Publisher Hugh Edward McGilvra sold the newspaper in 1981 to the owners of Eugene's Register-Guard. In January 1989, "Beaverton" was added to the paper's name, making it The Beaverton Valley Times. In 1989, the paper's circulation was in excess of 8,000.

The paper won a first-place prize for its size category in 1992 for general excellence from the Oregon Newspaper Publishers Association. In 1996, along with five other area newspapers, the Valley Times was sold to Steve and Randalyn Clark. In 1997, the paper took first place in its division at the annual Better Newspaper Contest of the Oregon Newspaper Publishers Association. In July 2000, the Valley Times was honored by the same organization for excellence. Community Newspapers Inc. sold the newspaper along with several others in the Portland metropolitan area to Pamplin Media Group in August 2000.

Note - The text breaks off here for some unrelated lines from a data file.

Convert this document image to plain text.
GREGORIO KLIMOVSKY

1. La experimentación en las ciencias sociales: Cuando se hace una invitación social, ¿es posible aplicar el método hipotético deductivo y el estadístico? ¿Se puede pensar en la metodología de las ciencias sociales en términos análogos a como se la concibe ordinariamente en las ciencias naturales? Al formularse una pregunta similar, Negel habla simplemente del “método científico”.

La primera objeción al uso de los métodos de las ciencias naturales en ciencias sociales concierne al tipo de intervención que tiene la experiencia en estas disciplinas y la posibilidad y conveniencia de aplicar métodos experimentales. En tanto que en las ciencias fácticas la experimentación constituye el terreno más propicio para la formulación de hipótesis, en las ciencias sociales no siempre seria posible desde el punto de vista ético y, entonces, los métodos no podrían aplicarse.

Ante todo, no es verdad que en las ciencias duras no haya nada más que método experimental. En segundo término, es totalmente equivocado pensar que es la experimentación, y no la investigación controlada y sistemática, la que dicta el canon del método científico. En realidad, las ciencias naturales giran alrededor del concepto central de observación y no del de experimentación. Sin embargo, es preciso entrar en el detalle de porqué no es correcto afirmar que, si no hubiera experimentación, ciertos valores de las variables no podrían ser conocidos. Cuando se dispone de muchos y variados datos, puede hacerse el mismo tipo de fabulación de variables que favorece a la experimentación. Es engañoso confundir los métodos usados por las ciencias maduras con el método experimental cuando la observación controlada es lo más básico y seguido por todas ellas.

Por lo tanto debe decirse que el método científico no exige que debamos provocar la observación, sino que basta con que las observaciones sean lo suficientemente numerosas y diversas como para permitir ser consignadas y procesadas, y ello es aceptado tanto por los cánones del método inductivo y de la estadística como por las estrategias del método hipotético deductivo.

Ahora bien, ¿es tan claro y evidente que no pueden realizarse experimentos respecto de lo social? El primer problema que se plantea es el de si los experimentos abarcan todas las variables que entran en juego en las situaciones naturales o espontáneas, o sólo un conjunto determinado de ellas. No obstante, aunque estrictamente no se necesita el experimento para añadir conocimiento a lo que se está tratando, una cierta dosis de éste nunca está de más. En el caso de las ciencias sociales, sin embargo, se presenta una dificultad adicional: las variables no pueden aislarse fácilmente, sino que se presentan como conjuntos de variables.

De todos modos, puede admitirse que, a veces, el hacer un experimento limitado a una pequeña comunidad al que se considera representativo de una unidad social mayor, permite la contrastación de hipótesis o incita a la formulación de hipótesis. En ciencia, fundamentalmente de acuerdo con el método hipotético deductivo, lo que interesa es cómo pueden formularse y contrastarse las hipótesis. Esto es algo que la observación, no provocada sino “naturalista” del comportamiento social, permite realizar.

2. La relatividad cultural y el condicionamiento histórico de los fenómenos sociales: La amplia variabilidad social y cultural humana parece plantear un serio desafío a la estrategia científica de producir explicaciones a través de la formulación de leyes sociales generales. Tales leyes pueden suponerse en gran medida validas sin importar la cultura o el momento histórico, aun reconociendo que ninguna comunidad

By 2003, the paper began printing announcements for same-sex couples' commitment ceremonies. In 2005, it was the largest weekly newspaper in Oregon. The Oregonian announced plans to launch a competing paper, the Beaverton Leader, in March 2013. The Leader ceased publication in 2016.

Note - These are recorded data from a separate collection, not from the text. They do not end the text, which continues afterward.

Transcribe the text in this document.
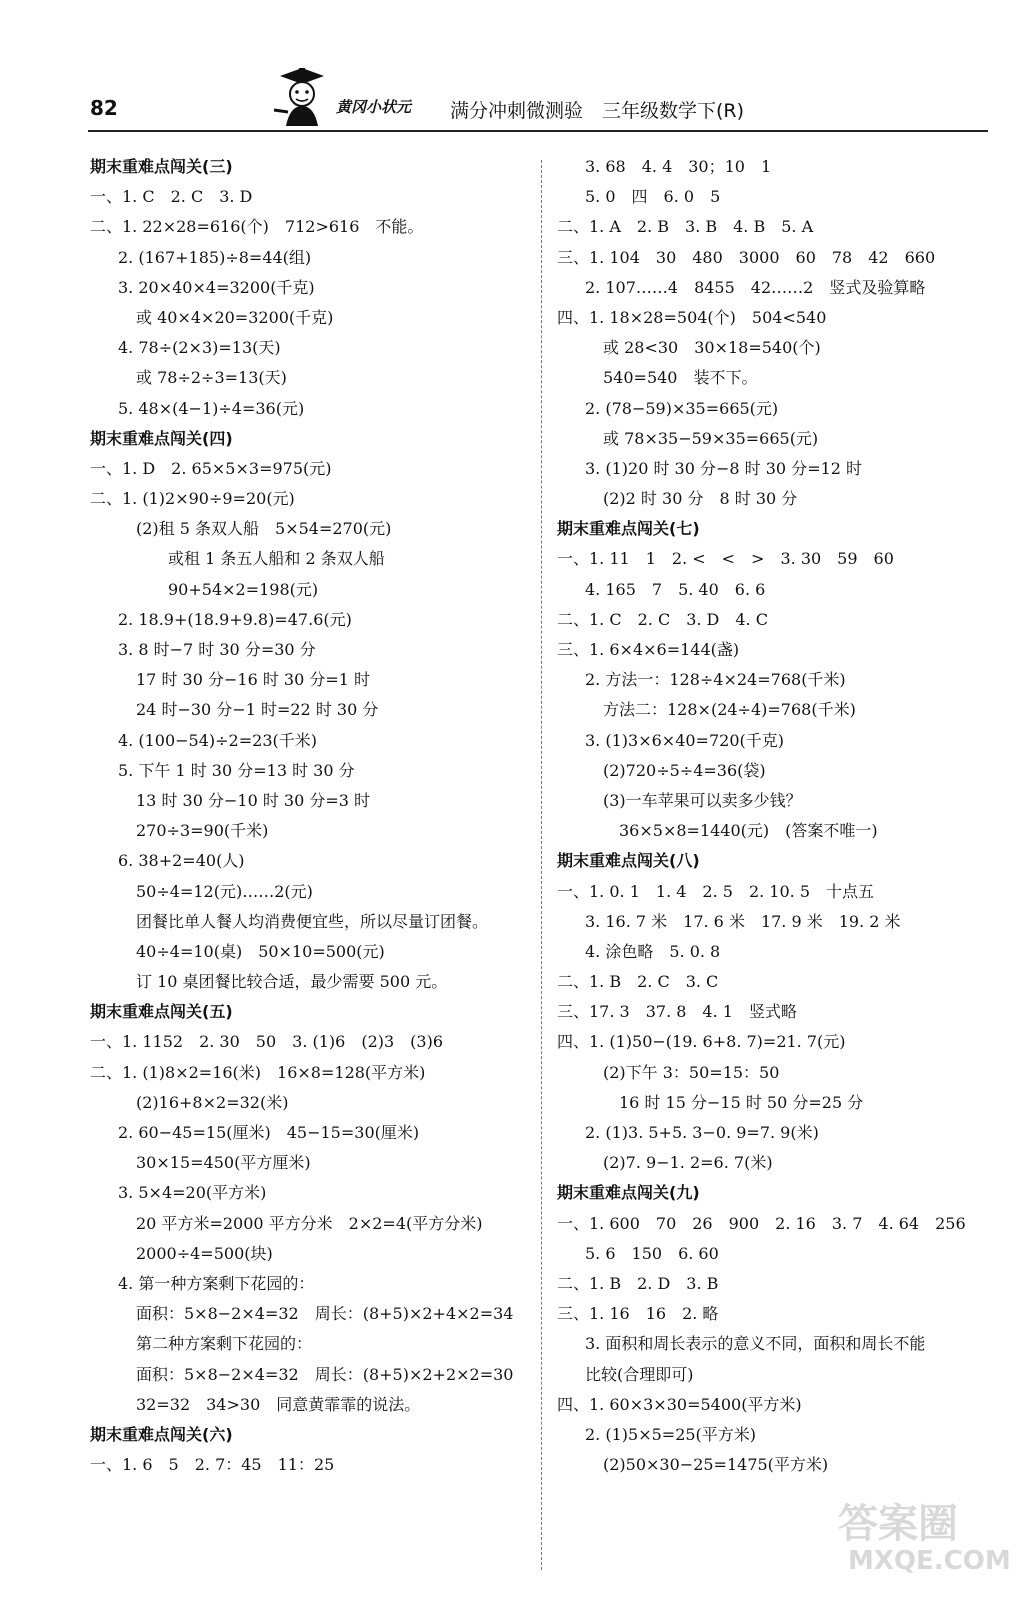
82	黄冈小状元 满分冲刺微测验　三年级数学下(R)
期末重难点闯关(三)
一、1. C　2. C　3. D
二、1. 22×28=616(个)　712>616　不能。
2. (167+185)÷8=44(组)
3. 20×40×4=3200(千克)
或 40×4×20=3200(千克)
4. 78÷(2×3)=13(天)
或 78÷2÷3=13(天)
5. 48×(4−1)÷4=36(元)
期末重难点闯关(四)
一、1. D　2. 65×5×3=975(元)
二、1. (1)2×90÷9=20(元)
(2)租 5 条双人船　5×54=270(元)
或租 1 条五人船和 2 条双人船
90+54×2=198(元)
2. 18.9+(18.9+9.8)=47.6(元)
3. 8 时−7 时 30 分=30 分
17 时 30 分−16 时 30 分=1 时
24 时−30 分−1 时=22 时 30 分
4. (100−54)÷2=23(千米)
5. 下午 1 时 30 分=13 时 30 分
13 时 30 分−10 时 30 分=3 时
270÷3=90(千米)
6. 38+2=40(人)
50÷4=12(元)……2(元)
团餐比单人餐人均消费便宜些，所以尽量订团餐。
40÷4=10(桌)　50×10=500(元)
订 10 桌团餐比较合适，最少需要 500 元。
期末重难点闯关(五)
一、1. 1152　2. 30　50　3. (1)6　(2)3　(3)6
二、1. (1)8×2=16(米)　16×8=128(平方米)
(2)16+8×2=32(米)
2. 60−45=15(厘米)　45−15=30(厘米)
30×15=450(平方厘米)
3. 5×4=20(平方米)
20 平方米=2000 平方分米　2×2=4(平方分米)
2000÷4=500(块)
4. 第一种方案剩下花园的：
面积：5×8−2×4=32　周长：(8+5)×2+4×2=34
第二种方案剩下花园的：
面积：5×8−2×4=32　周长：(8+5)×2+2×2=30
32=32　34>30　同意黄霏霏的说法。
期末重难点闯关(六)
一、1. 6　5　2. 7：45　11：25
3. 68　4. 4　30；10　1
5. 0　四　6. 0　5
二、1. A　2. B　3. B　4. B　5. A
三、1. 104　30　480　3000　60　78　42　660
2. 107……4　8455　42……2　竖式及验算略
四、1. 18×28=504(个)　504<540
或 28<30　30×18=540(个)
540=540　装不下。
2. (78−59)×35=665(元)
或 78×35−59×35=665(元)
3. (1)20 时 30 分−8 时 30 分=12 时
(2)2 时 30 分　8 时 30 分
期末重难点闯关(七)
一、1. 11　1　2. <　<　>　3. 30　59　60
4. 165　7　5. 40　6. 6
二、1. C　2. C　3. D　4. C
三、1. 6×4×6=144(盏)
2. 方法一：128÷4×24=768(千米)
方法二：128×(24÷4)=768(千米)
3. (1)3×6×40=720(千克)
(2)720÷5÷4=36(袋)
(3)一车苹果可以卖多少钱？
36×5×8=1440(元)　(答案不唯一)
期末重难点闯关(八)
一、1. 0. 1　1. 4　2. 5　2. 10. 5　十点五
3. 16. 7 米　17. 6 米　17. 9 米　19. 2 米
4. 涂色略　5. 0. 8
二、1. B　2. C　3. C
三、17. 3　37. 8　4. 1　竖式略
四、1. (1)50−(19. 6+8. 7)=21. 7(元)
(2)下午 3：50=15：50
16 时 15 分−15 时 50 分=25 分
2. (1)3. 5+5. 3−0. 9=7. 9(米)
(2)7. 9−1. 2=6. 7(米)
期末重难点闯关(九)
一、1. 600　70　26　900　2. 16　3. 7　4. 64　256
5. 6　150　6. 60
二、1. B　2. D　3. B
三、1. 16　16　2. 略
3. 面积和周长表示的意义不同，面积和周长不能
比较(合理即可)
四、1. 60×3×30=5400(平方米)
2. (1)5×5=25(平方米)
(2)50×30−25=1475(平方米)
答案圈
MXQE.COM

Effective with the edition of February 8, 2018, the print edition of the Beaverton Valley Times was combined with those of two other Pamplin papers, the weekly The Times (also known as the Tigard Times, and covering both Tigard and Tualatin) and the monthly Sherwood Gazette, published on Thursdays and named simply The Times. The paper now covers Beaverton, Tigard, Tualatin, and Sherwood. The three papers had already been sharing some content. The new title is used for print copies delivered to subscribers, while newspaper racks/boxes carry a slightly different, zoned edition of The Times, named The Washington County Times, that was introduced when the papers were merged. In 2021, Pamplin revived the use of the Beaverton Valley Times and the Sherwood Gazette titles in some print editions, but in July 2024, the Sherwood Gazette was again merged into The Times, its print edition discontinued.

== Unrelated predecessor ==
In 1914, the Beaverton Owl changed its name to the Times. It continued under that title until at least 1922.